Even adults sometimes find it difficult to stand through the service, and we do not understand everything either. At some point children become very bored, because services are so long. I remember having a jacket with many pockets that I loved to wear in church. My children used to cling to it, constantly opening its pockets. They always looked forward to Communion, because it would be possible to drink, eat and run.
Game rooms in churches are not so bad. This saves parents, because they can pray calmly. Otherwise, you have to leave your child at home and go to church. We always attended church together. From the very beginning of his ministry Fr. Andrei gave a good deal of attention to family life in his sermons, and he began to create better conditions for children and mothers in church. We had several children’s rooms. There you can change your children’s clothes, and they can play and crawl.
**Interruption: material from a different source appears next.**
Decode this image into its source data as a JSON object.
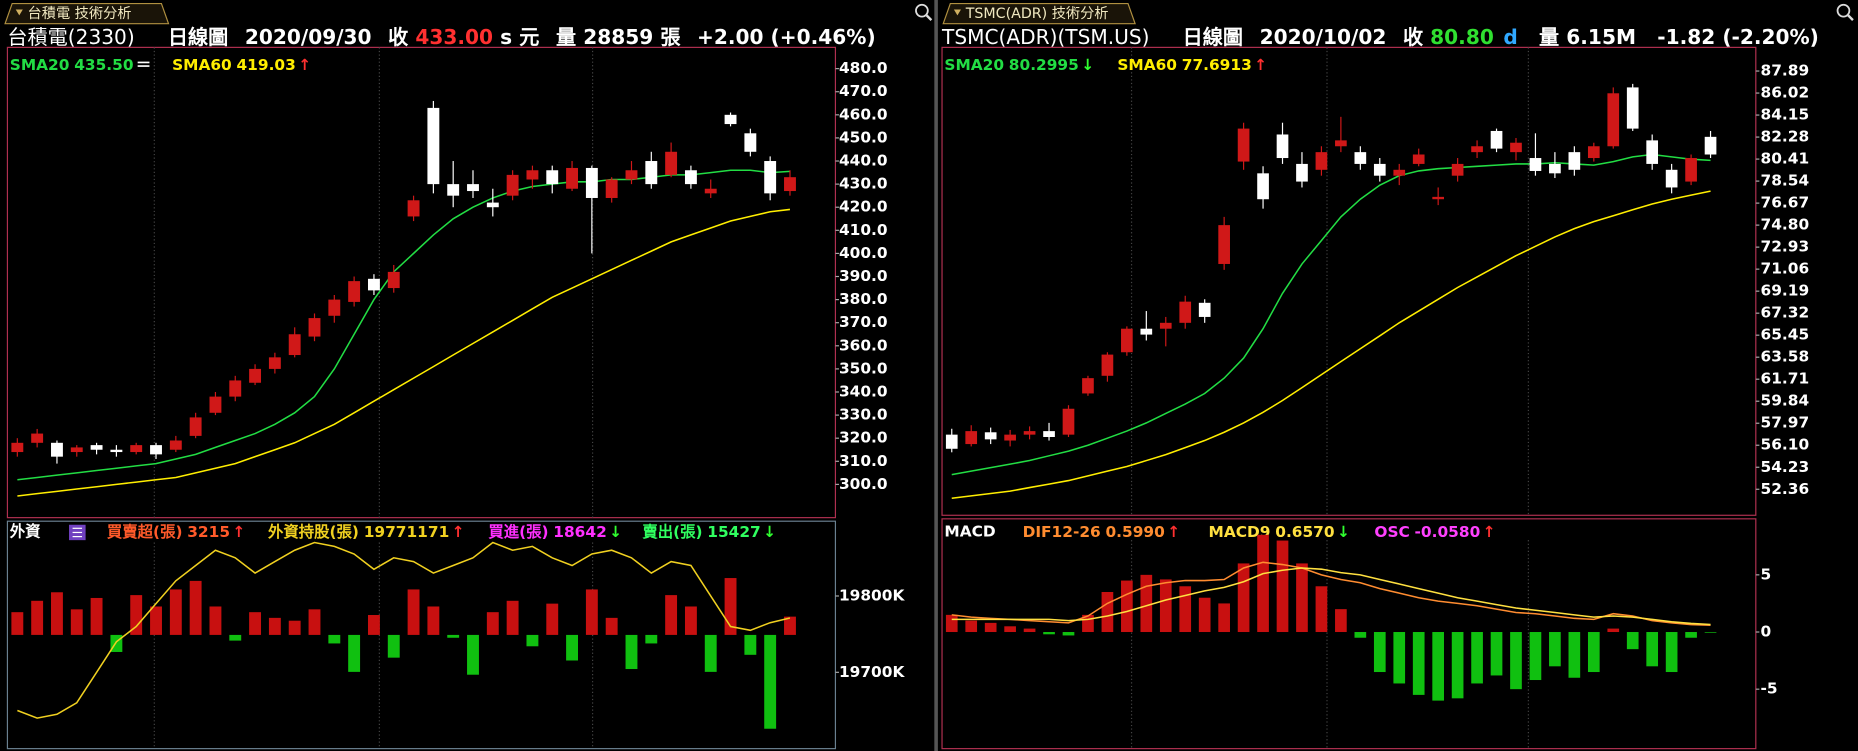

A long and incomprehensible service can be made clear for a child. Organize a family game on this topic—this is creative for every parent. We had it every Sunday. We used to hold a quiz, a game, or a concert. Let it be in a playful or cryptic way. We studied the Bible and the Scriptures in this way for a very long time. But then Fr. Andrei began to criticize me and say that it was time to teach them Orthodoxy. I took a book from his spiritual library on Orthodox services and it took me a week to compile a quiz. At the first service after the quiz I was astonished. The children stood with their mouths open and periodically shouted loudly about what was happening. They began to understand the service! I brought each of them to church on the fifth day after their Baptism, and now finally it became interesting for them. We must try our best to prevent our children from being bored, whether in church or during prayer.
As for home prayer, I am surprised by parents whose children read akathists and canons. I always wonder if they understand what they read. If a child just mumbles words to himself, what is all this for and what is there to be proud of? Home prayer should be performed by the father and the mother, and not just read anyhow.
Children and gadgets
Archpriest Andrei Yurevich:
I always collected a library for boys, and my wife collected a library for girls. I brought recordings about nature, and interesting and informative films on cassettes. We tried to replace the terrible TV content with old Soviet-era movies or cartoons. As our children grew, we showed them war films1 as well. Now it is difficult to create such an environment for children. With their cellphones and internet access they themselves choose what they watch. The term “vaccination against sin” can be applied here. If you managed to “vaccinate” and educate your child, then even if he “gets into a mess”, he understands that he needs to “wash himself”. This is a subject of conscious confession for a teenager.
Olga Yurevich:
Our oldest child is forty-one years old. When she was growing up, there were no gadgets, not even push-button cellphones. The youngest, Martha, is twenty-four, and I don’t remember her having them in her teens either. Our grandchildren use gadgets, but this is the responsibility of parents, not grandparents. One of our granddaughters once walked up to the TV and tried to press the screen like a smartphone.
Our first computer appeared in the high school, and then at home. Actually, you can read a harmful book and turn on the TV. When we converted, we threw away the TV, and for a very long time we did not have one. Then we bought our first VCR and started playing for our children things we found useful. All the books that we gave our children to read had been first read by ourselves. When the computer appeared, we ordered the first Christian games. In any case, a reasonable approach is needed.